Christian Wulffen was born in Germany where he received MFA from the Staatliche Akademie der Bildenden Künste (State Academy of Fine Arts)  in Stuttgart. He is currently professor at the Cleveland Institute of Art. He taught at the Staatlichen Akademie der Bildenden Künste, Stuttgart and Freie Hochschule, Metzingen, in Germany. He has lectured in both Germany and the United States. His work has been supported by artistic residencies from the Kunststiftung Baden-Württemberg and Cité Internationale des Arts, Paris.

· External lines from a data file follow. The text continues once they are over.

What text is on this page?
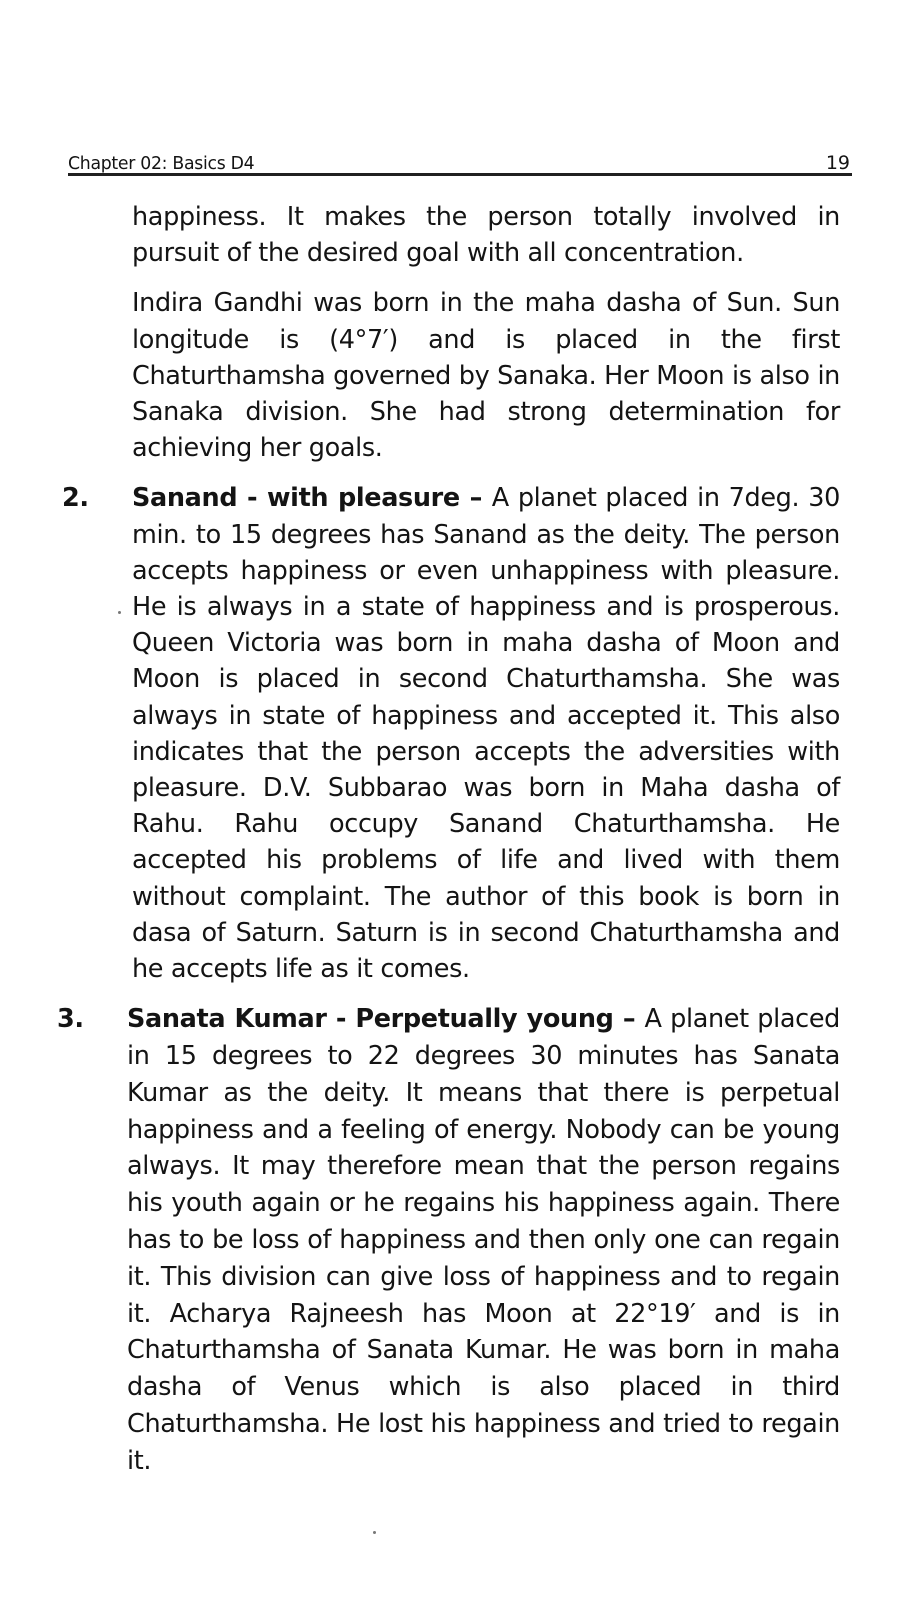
Chapter 02: Basics D4	19

happiness. It makes the person totally involved in pursuit of the desired goal with all concentration.

Indira Gandhi was born in the maha dasha of Sun. Sun longitude is (4°7′) and is placed in the first Chaturthamsha governed by Sanaka. Her Moon is also in Sanaka division. She had strong determination for achieving her goals.

2. Sanand - with pleasure – A planet placed in 7deg. 30 min. to 15 degrees has Sanand as the deity. The person accepts happiness or even unhappiness with pleasure. He is always in a state of happiness and is prosperous. Queen Victoria was born in maha dasha of Moon and Moon is placed in second Chaturthamsha. She was always in state of happiness and accepted it. This also indicates that the person accepts the adversities with pleasure. D.V. Subbarao was born in Maha dasha of Rahu. Rahu occupy Sanand Chaturthamsha. He accepted his problems of life and lived with them without complaint. The author of this book is born in dasa of Saturn. Saturn is in second Chaturthamsha and he accepts life as it comes.
3. Sanata Kumar - Perpetually young – A planet placed in 15 degrees to 22 degrees 30 minutes has Sanata Kumar as the deity. It means that there is perpetual happiness and a feeling of energy. Nobody can be young always. It may therefore mean that the person regains his youth again or he regains his happiness again. There has to be loss of happiness and then only one can regain it. This division can give loss of happiness and to regain it. Acharya Rajneesh has Moon at 22°19′ and is in Chaturthamsha of Sanata Kumar. He was born in maha dasha of Venus which is also placed in third Chaturthamsha. He lost his happiness and tried to regain it.
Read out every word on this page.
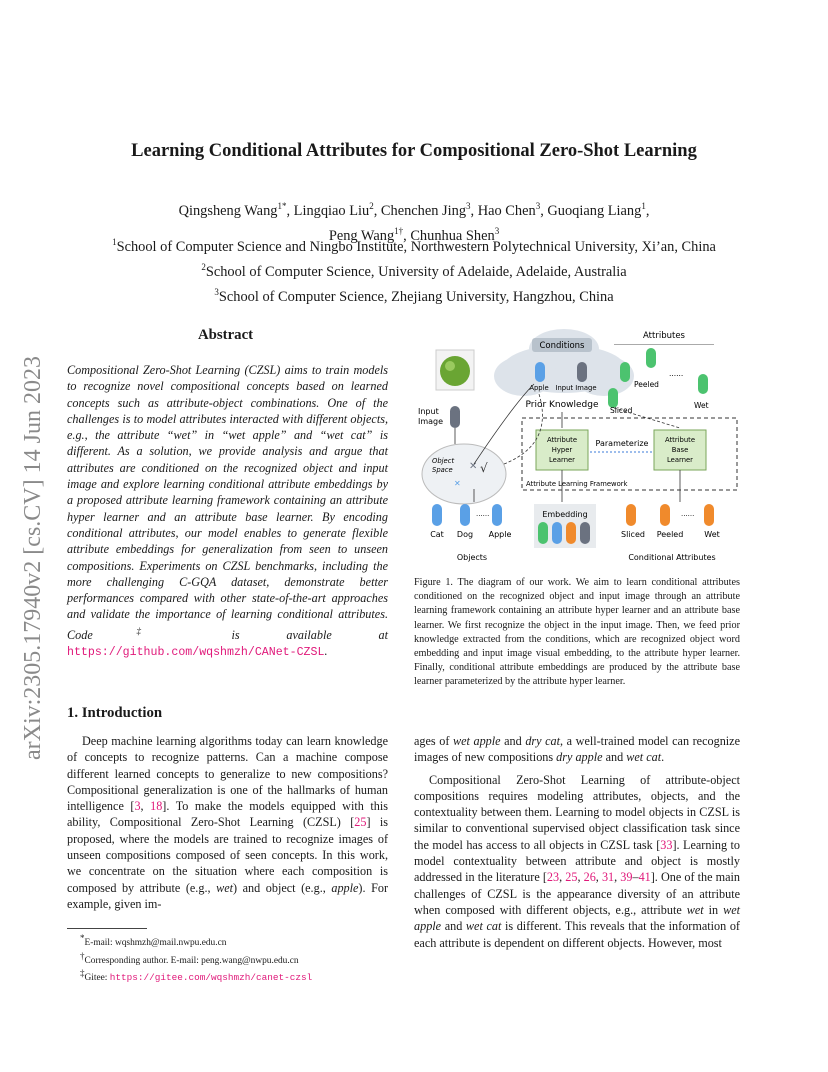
Learning Conditional Attributes for Compositional Zero-Shot Learning
Qingsheng Wang$^{1*}$, Lingqiao Liu$^2$, Chenchen Jing$^3$, Hao Chen$^3$, Guoqiang Liang$^1$,
Peng Wang$^{1\dagger}$, Chunhua Shen$^3$
$^1$School of Computer Science and Ningbo Institute, Northwestern Polytechnical University, Xi’an, China
$^2$School of Computer Science, University of Adelaide, Adelaide, Australia
$^3$School of Computer Science, Zhejiang University, Hangzhou, China
arXiv:2305.17940v2 [cs.CV] 14 Jun 2023
Abstract
Compositional Zero-Shot Learning (CZSL) aims to train models to recognize novel compositional concepts based on learned concepts such as attribute-object combinations. One of the challenges is to model attributes interacted with different objects, e.g., the attribute “wet” in “wet apple” and “wet cat” is different. As a solution, we provide analysis and argue that attributes are conditioned on the recognized object and input image and explore learning conditional attribute embeddings by a proposed attribute learning framework containing an attribute hyper learner and an attribute base learner. By encoding conditional attributes, our model enables to generate flexible attribute embeddings for generalization from seen to unseen compositions. Experiments on CZSL benchmarks, including the more challenging C-GQA dataset, demonstrate better performances compared with other state-of-the-art approaches and validate the importance of learning conditional attributes. Code‡ is available at https://github.com/wqshmzh/CANet-CZSL.
1. Introduction

Deep machine learning algorithms today can learn knowledge of concepts to recognize patterns. Can a machine compose different learned concepts to generalize to new compositions? Compositional generalization is one of the hallmarks of human intelligence [3, 18]. To make the models equipped with this ability, Compositional Zero-Shot Learning (CZSL) [25] is proposed, where the models are trained to recognize images of unseen compositions composed of seen concepts. In this work, we concentrate on the situation where each composition is composed by attribute (e.g., wet) and object (e.g., apple). For example, given im-

*E-mail: wqshmzh@mail.nwpu.edu.cn
†Corresponding author. E-mail: peng.wang@nwpu.edu.cn
‡Gitee: https://gitee.com/wqshmzh/canet-czsl
Conditions
Apple Input Image
Prior Knowledge
Input
Image
Object
Space ✕ √
✕
Attributes
Peeled
......
Wet
Sliced
Attribute
Hyper
Learner
Parameterize Attribute
Base
Learner
Attribute Learning Framework
Embedding
......
Cat Dog Apple
Objects
......
Sliced Peeled	Wet
Conditional Attributes
Figure 1. The diagram of our work. We aim to learn conditional attributes conditioned on the recognized object and input image through an attribute learning framework containing an attribute hyper learner and an attribute base learner. We first recognize the object in the input image. Then, we feed prior knowledge extracted from the conditions, which are recognized object word embedding and input image visual embedding, to the attribute hyper learner. Finally, conditional attribute embeddings are produced by the attribute base learner parameterized by the attribute hyper learner.

ages of wet apple and dry cat, a well-trained model can recognize images of new compositions dry apple and wet cat.

Compositional Zero-Shot Learning of attribute-object compositions requires modeling attributes, objects, and the contextuality between them. Learning to model objects in CZSL is similar to conventional supervised object classification task since the model has access to all objects in CZSL task [33]. Learning to model contextuality between attribute and object is mostly addressed in the literature [23, 25, 26, 31, 39–41]. One of the main challenges of CZSL is the appearance diversity of an attribute when composed with different objects, e.g., attribute wet in wet apple and wet cat is different. This reveals that the information of each attribute is dependent on different objects. However, most
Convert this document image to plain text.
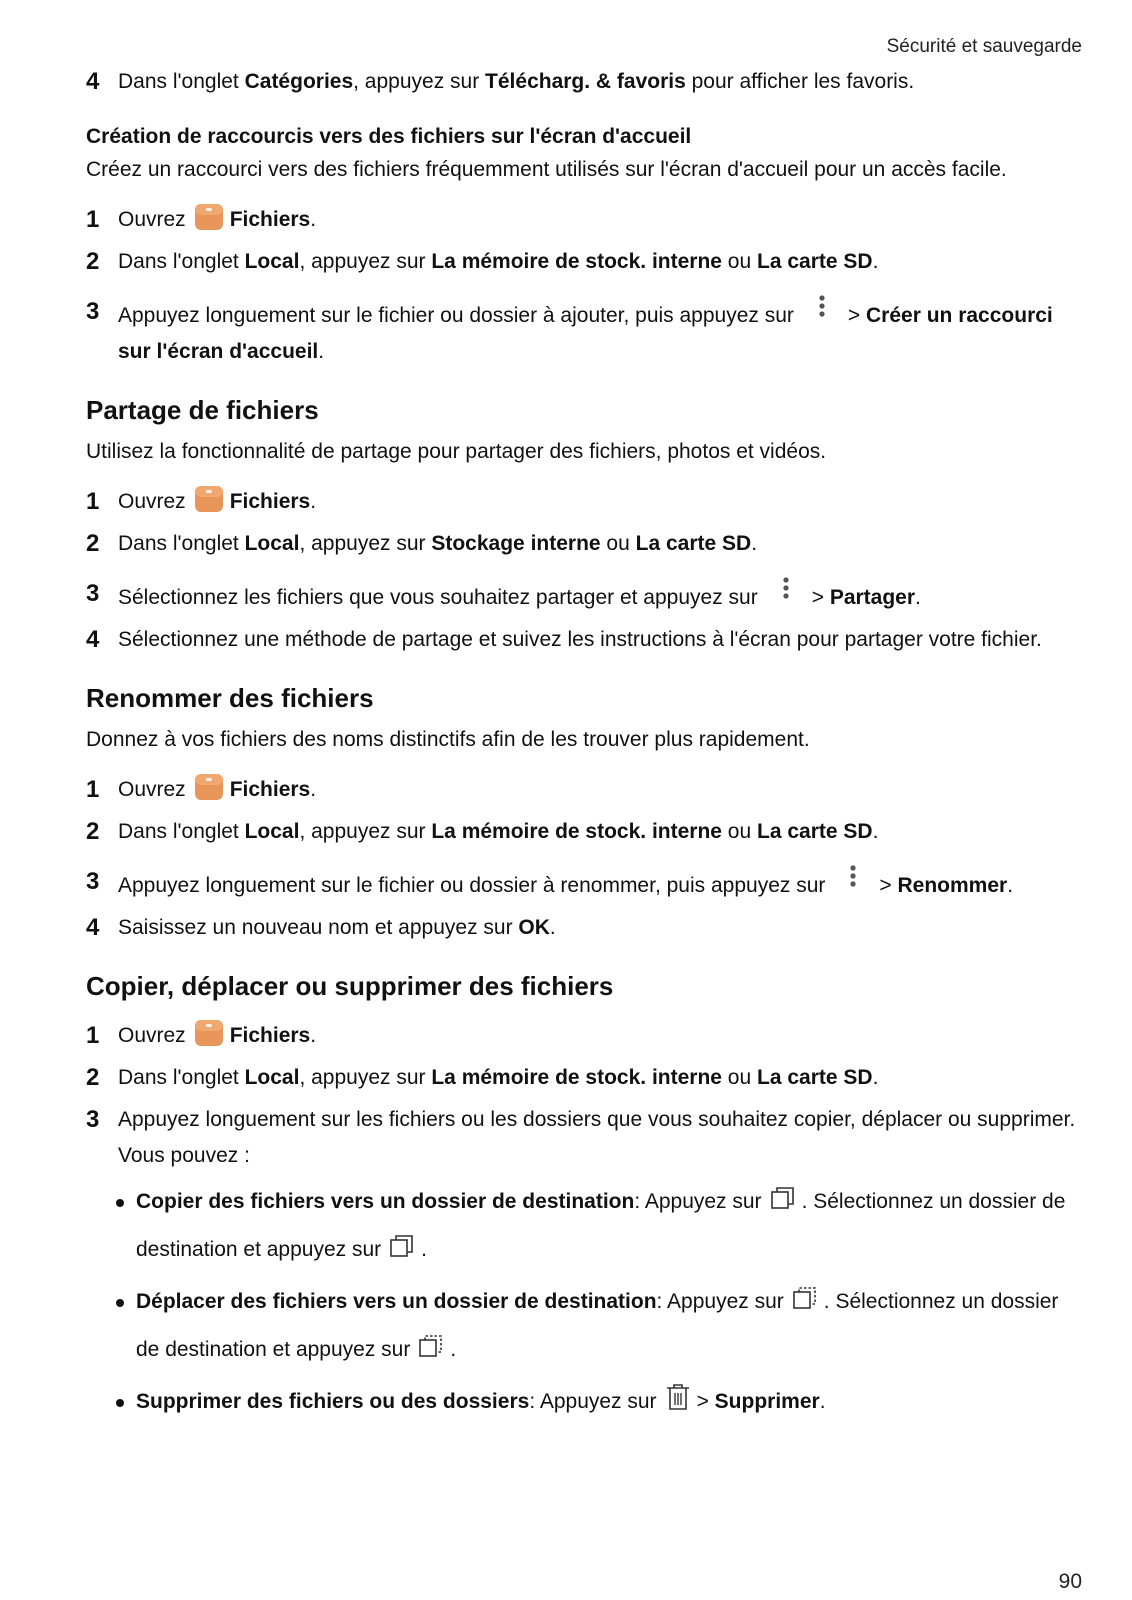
Sécurité et sauvegarde
4 Dans l'onglet Catégories, appuyez sur Télécharg. & favoris pour afficher les favoris.
Création de raccourcis vers des fichiers sur l'écran d'accueil
Créez un raccourci vers des fichiers fréquemment utilisés sur l'écran d'accueil pour un accès facile.
1 Ouvrez Fichiers.
2 Dans l'onglet Local, appuyez sur La mémoire de stock. interne ou La carte SD.
3 Appuyez longuement sur le fichier ou dossier à ajouter, puis appuyez sur	> Créer un raccourci sur l'écran d'accueil.
Partage de fichiers
Utilisez la fonctionnalité de partage pour partager des fichiers, photos et vidéos.
1 Ouvrez Fichiers.
2 Dans l'onglet Local, appuyez sur Stockage interne ou La carte SD.
3 Sélectionnez les fichiers que vous souhaitez partager et appuyez sur	> Partager.
4 Sélectionnez une méthode de partage et suivez les instructions à l'écran pour partager votre fichier.
Renommer des fichiers
Donnez à vos fichiers des noms distinctifs afin de les trouver plus rapidement.
1 Ouvrez Fichiers.
2 Dans l'onglet Local, appuyez sur La mémoire de stock. interne ou La carte SD.
3 Appuyez longuement sur le fichier ou dossier à renommer, puis appuyez sur	> Renommer.
4 Saisissez un nouveau nom et appuyez sur OK.
Copier, déplacer ou supprimer des fichiers
1 Ouvrez Fichiers.
2 Dans l'onglet Local, appuyez sur La mémoire de stock. interne ou La carte SD.
3 Appuyez longuement sur les fichiers ou les dossiers que vous souhaitez copier, déplacer ou supprimer. Vous pouvez :
Copier des fichiers vers un dossier de destination: Appuyez sur . Sélectionnez un dossier de destination et appuyez sur .
Déplacer des fichiers vers un dossier de destination: Appuyez sur . Sélectionnez un dossier de destination et appuyez sur .
Supprimer des fichiers ou des dossiers: Appuyez sur > Supprimer.
90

He has a long and distinguished exhibition history. Most recently, he has developed installation exhibitions for the McDonough Museum of Art:  How to Improve your English (2007); Museum of Contemporary Art, Cleveland:  ‘It is, It is not’ (2009); Dallas Contemporary:  Bridges and Other Constructions (2010-2011); and William Busta Gallery, Cleveland: NSEW (2012). His work has been extensively collected by the Stiftung für Konkrete Kunst, Reutlingen, which has featured his work in a series of exhibitions. The artist is currently represented by Michael Sturm Gallery (Stuttgart) and Bartha Contemporary (London).

Wulffen has recently expanded his professional practice into curating with his Portability and Network, Spaces (Cleveland), which brought together the work of twenty-one European artists who pursue the fluid boundaries between visual art, architecture, and design as well as the relationship of the art to the larger society. These artists, including Wulffen, all engage with the current problem of how to re-invigorate Abstraction, Constructivism, Minimalism, and Conceptual Art in the contemporary environment. Wulffen’s work has been featured in numerous publications, including two monographs: Christian Wulffen (Cantz Verlag, Ostfildern Ruit, 1995), and Christian Wulffen, Zum Beispiel oder Spielen (Kehrer Verlag Heidelberg, 2002). In addition to his artistic and curatorial practice, Wulffen is exploring new pedagogical models, as expressed in visual language(s).


Spring 2012: Stephen Ellis

Stephen Ellis

 

 

 

 

 

 

 

 

 

 

Stephen Ellis has shown his paintings in numerous galleries in the United and Europe since 1982. Ellis has been associated with a group of American artists, including Jonathan Lasker, Lydia Dona, Terry Winters, David Reed, Philip Taaffe and Christopher Wool, who, beginning in the late seventies, broke through the wall of self-referential formalism theorized by Clement Greenberg and returned abstraction to an engagement with the world. 

Ellis has also written extensively about art for magazines including Parkett and Art and America, where he was an associate editor from 1989 through 1992. During the mid-eighties, while living in Cologne, Germany, Ellis wrote some of the earliest overviews in the American art press of the work of Gerhard Richter, Martin Kippenberger and Albert Oehlen. Most recently he has written about the paintings of Giorgio Morandi, Dan Walsh and Alan Uglow.

Since the early 1980s, Ellis has taught graduate and undergraduate courses including painting, drawing, mixed-media practices, color theory, contemporary issues and writing workshops at various art schools and universities including The Cooper Union, SVA, Parsons, The New York Academy of Art, New York University, Bard College and Harvard University.  He served as Interim Director of the LeRoy E Hoffberger School in AY 2017-18.

Ellis's painting and graphic work is represented in public and private collections in the United States and Europe. He has been the recipient of awards from the New York Foundation for the Arts, the National Endowment for the Arts, the American Academy and Institute of Arts and Letters and the Joan Mitchell Foundation. Two of his paintings are included in Phaidon's recent history of contemporary painting, Painting Today by Tony Godfrey.